Case definitely closed! … I thought …
But not: The counter argument was that it is more reasonable that the LC must help the beneficiary get paid and help the applicant draft a good and solid LC text. Using the words “as carrier” is hiding (in 95% of the cases) the real identity of the signer, i.e. a freight forwarder or an NVOCC who in fact is not an authorized carrier. This is why LCs should prohibit bills of lading signed “as carrier.”

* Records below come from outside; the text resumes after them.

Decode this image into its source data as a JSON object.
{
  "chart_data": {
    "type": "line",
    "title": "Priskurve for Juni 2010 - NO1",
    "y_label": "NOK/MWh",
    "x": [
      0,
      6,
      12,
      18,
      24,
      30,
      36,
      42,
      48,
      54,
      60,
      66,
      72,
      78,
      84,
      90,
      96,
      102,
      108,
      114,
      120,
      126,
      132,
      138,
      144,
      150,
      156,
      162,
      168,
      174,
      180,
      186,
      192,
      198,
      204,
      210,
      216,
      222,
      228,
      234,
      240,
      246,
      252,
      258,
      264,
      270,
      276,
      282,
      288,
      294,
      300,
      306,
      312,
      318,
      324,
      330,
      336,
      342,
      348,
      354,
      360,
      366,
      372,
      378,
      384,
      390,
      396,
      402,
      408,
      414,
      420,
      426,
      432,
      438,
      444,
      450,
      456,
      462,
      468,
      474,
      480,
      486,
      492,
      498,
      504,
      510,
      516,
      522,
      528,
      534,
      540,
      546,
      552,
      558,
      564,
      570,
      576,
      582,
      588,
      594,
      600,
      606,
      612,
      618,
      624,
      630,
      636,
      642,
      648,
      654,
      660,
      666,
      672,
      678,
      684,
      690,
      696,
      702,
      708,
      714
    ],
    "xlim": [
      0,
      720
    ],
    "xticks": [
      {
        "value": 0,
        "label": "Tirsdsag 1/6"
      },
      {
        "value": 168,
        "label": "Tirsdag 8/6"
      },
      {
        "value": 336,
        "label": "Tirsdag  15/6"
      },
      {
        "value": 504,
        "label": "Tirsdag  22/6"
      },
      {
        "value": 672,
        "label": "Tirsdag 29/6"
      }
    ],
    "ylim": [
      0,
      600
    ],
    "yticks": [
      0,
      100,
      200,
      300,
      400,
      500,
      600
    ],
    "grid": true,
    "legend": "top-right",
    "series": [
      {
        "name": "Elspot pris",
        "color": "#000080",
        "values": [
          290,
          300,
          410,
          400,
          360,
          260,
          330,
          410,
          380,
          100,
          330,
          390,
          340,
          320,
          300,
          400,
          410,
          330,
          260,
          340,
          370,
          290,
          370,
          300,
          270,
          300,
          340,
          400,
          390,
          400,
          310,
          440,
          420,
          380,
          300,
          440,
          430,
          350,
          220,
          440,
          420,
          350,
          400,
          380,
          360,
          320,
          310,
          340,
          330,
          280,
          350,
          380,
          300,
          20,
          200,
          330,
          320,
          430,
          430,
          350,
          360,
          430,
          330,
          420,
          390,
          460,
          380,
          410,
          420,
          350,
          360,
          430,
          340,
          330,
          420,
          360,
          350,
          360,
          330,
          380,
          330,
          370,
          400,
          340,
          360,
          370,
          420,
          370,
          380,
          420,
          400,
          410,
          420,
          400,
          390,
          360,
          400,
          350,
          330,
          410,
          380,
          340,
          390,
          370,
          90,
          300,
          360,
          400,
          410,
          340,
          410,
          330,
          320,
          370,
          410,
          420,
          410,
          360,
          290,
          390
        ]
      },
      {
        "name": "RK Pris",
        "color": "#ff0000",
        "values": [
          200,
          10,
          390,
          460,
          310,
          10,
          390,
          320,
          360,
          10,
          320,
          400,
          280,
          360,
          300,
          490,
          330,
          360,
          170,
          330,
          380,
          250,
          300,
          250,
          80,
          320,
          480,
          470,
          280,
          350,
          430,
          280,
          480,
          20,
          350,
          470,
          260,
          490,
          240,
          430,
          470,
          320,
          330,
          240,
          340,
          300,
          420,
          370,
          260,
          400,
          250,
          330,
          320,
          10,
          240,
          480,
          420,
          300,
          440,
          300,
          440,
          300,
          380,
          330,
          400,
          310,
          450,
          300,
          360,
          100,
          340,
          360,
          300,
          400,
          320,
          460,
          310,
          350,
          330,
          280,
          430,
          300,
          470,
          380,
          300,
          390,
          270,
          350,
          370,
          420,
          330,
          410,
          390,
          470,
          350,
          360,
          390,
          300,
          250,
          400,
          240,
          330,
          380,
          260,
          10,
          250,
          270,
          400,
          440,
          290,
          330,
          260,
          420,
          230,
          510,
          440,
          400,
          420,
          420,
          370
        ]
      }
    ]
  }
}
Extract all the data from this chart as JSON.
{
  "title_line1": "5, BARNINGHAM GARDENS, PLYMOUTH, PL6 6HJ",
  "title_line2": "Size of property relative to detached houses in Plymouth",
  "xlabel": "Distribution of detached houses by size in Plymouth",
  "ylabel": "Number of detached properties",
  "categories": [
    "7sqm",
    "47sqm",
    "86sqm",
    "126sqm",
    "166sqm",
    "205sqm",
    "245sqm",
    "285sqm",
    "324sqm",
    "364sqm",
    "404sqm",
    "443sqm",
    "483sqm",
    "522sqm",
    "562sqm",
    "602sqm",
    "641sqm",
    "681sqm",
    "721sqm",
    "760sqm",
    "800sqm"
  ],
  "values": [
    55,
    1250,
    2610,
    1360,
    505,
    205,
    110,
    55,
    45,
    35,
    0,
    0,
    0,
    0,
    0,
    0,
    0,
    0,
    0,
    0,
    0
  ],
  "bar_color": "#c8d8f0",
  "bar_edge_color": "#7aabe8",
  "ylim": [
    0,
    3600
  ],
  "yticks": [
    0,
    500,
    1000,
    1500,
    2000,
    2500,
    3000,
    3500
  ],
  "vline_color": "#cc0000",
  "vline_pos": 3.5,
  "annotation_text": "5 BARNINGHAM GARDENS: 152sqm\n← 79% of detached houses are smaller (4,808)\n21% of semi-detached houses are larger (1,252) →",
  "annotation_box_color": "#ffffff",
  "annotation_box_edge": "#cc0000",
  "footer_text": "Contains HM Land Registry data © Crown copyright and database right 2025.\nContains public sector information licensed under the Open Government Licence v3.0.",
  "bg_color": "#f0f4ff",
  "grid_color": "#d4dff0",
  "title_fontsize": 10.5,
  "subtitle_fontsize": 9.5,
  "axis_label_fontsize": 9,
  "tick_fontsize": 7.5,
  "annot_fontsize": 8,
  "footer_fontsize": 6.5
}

So – the problem is “freight forwarders” – I understood …and therefore responded that I accept the point made, but would observe that the challenge with freight forwarders may not be the same all over the world. For example in the Nordic area freight forwarders are well regulated; i.e. there are rules determining their responsibility (also when acting "as carrier") - and also a mandatory insurance. So here no one would "fear" a freight forwarder signing "as carrier." Of course freight forwarders may do foul things - also in my country - but so may a shipping line; or for that matter a shipping line agent. I added that I do not think that prohibiting "as carrier" helps achieving anything. I used to work as freight forwarder - who issued bills of lading where it was impossible to tell that they were in fact freight forwarder, and they did so simply stating their name and "carrier." What would be needed in the LC is – for example – a statement that "the carrier is the owner of the vessel." And still - if it is a party that really wants to do foul things - they will issue that document although it may not be the truth. So at the end of the day the best advise is: Make a contract of carriage with a part you trust - and require in the LC that the B/L must be issued by that part.
And there the throwing of arguments ended!
However this e-mail exchange really opened my eyes – let me sum-up:
1: I truly believe that the UCP 600 does not prohibit a bill of lading being signed “as carrier”
2: In my book “UCP 600 Transport Documents” I actually refer to the LC requirement that the bill of lading must not be signed “As Carrier” (page 124 and 125). The statement in the book is that such requirement must be complied with – bit that it is hard to grasp the logic of such requirement. The logic is now much clearer: This is an attempt to avoid bills of lading being issued by freight forwarders and NVOCC’s - because those represent a real problem I certain parts of the world.
3: The issue of freight forwarders and NVOCC’s is indeed interesting – as their “status” differs completely in different parts of the world. Therefore I accept that there is may be a need to prohibit that the transport document presented under an LC is issued by such part.
4: That being said – I still think that the best option is to be clear in the LC who is to issue the transport document.
5: One should also acknowledge that for the purpose of UCP 600 it is practically impossible to prohibit freight forwarders. For example a statement like “Freight forwarders bill of lading not acceptable” is deemed ambiguous – and will be disregarded. In other words even where the LC prohibits freight forwarders – the bill of lading presented will be accepted if signed according to UCP 600 article 20 – even if it is clear that it is issued by a freight forwarding company ….
Chapter 4.3.1. in my book “UCP 600 Transport Documents” elaborates further on documents issued by freight forwarders. A truly favourite topic of mine …
Take care of each other – and the LC!